There was little doubt about the main theme of the Congress. Sunday's opening ceremony, with presentations by the Singapore Prime Minister, Congress President and leaders of the ILO and ISSA, all made the same point that it's now time to act on a belief that all work-related accidents and illnesses are preventable.
This 'vision zero' is graspable if the right approach is taken to empower individuals with the right knowledge and skills, and if good work can become the norm. The theme continued into Monday with the launch of ISSA's Vision Zero campaign, a celebration uplifted by waving flags, dancing drummers and bright visuals (see headline picture and below).
Of course with 2.78 million deaths at work a year, costing $2.97 billion (ILO), this vision seems a little far off. Is there not a danger that Congress falls into a gap between rhetoric and reality - a gap of its own making?
The global economy is deeply fragmented and unequal and though leaders of safety and health remain adamant that change can be delivered and speakers spoke about a range of interventions, from the role of inspectors to customised training to insurance, the feeling persists that a truth glossed over is still a truth.
Though the UK's Kevin Myers made a good point that inspectors can trigger more worker involvement - commonly believed to be critical to preventing deaths and illnesses - with inspectors dwindling and investment in public services threatened, how many workers are going to see these inspectors?
Congress is, however, very good in recognising the changing world of work and the kinds of risks it can create. Since the last Congress in 2014, the pace of change has increased and now there is much more talk of automation, precarious working practices and the 'gig'-economy (also called here 'Uberisation').
Technological change seems to be overtaking anxieties around demographic change as the 'big one' for the safety and health community to get to grips with. ISSA's President Joachim Breuer gave a thought-provoking talk of the risks: digital platforms that demand 'likes' can generate conditions where workers have to put up with unacceptable behaviour; where workers are turned into independent contractors they can lose influence over their working environment; and vitally where you have people and AI machines working together, who owns the risk, and therefore controls it?
If that last question is ignored then workers lives may well be put at risk in a new form of 19th Century laissez-faireism. President Breuer's brave stab at this was to call for liability to rest with the software developers - a logic that has appeal but likely to be vehemently opposed.
With so many OSH leaders present, Congress is also an opportunity to listen to the latest research. Christa Sedlatschet from EU-OSHA delivered a presentation on how EU member states are implanting OSH strategies at the country level.
There was a rich gathering of material showing how member states are keeping up with requirements to track existing, new and emerging risks and demographic change. There is also a new EU-OSH information system in the offing, though it is unclear when this work will be completed - some talk at Congress of a release by the end of 2017.
Monday's Symposia on 'OSH in the new digital world,' once again returned to a main topic of the Congress.

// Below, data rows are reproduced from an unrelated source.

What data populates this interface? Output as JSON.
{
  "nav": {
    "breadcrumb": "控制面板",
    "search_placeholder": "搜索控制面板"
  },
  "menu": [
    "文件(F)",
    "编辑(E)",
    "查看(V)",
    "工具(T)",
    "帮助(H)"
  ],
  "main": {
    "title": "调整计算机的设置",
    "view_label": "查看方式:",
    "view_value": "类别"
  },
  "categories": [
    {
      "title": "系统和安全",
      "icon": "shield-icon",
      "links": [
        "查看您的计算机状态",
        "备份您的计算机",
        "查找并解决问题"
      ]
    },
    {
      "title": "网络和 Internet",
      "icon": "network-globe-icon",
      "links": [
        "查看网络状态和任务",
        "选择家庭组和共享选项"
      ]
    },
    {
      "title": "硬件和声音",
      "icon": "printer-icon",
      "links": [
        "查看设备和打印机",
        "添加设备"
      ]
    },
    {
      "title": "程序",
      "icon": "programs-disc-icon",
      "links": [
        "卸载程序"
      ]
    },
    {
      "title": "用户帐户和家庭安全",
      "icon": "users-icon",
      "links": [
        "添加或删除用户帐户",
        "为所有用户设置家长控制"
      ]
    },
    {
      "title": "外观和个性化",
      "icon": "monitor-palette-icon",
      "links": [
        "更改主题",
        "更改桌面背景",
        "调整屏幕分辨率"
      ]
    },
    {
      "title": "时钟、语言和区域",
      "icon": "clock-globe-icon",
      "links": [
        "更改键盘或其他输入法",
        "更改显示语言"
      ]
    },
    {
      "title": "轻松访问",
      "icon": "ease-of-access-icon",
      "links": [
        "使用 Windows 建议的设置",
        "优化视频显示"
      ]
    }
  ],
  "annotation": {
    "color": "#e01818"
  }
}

A range of experts from Germany, Finland, Slovakia and Australia spoke. The one that grabbed attention was Cameron Stevens from Australia who pointed out that all OSH experts are futurists - they are all about predicting and mitigating risks before accidents occur.
He continued his interest in OSH professionals and the value they will bring once automation gets hold of many of our jobs. For Cameron, some of their role will be automated but OSH training for professionals needs to focus on those human capabilities that are essential and irreplaceable (according to Cameron) - curiosity, empathy, design thinking. This requires a mind shift in the industry that he for one is still waiting to see.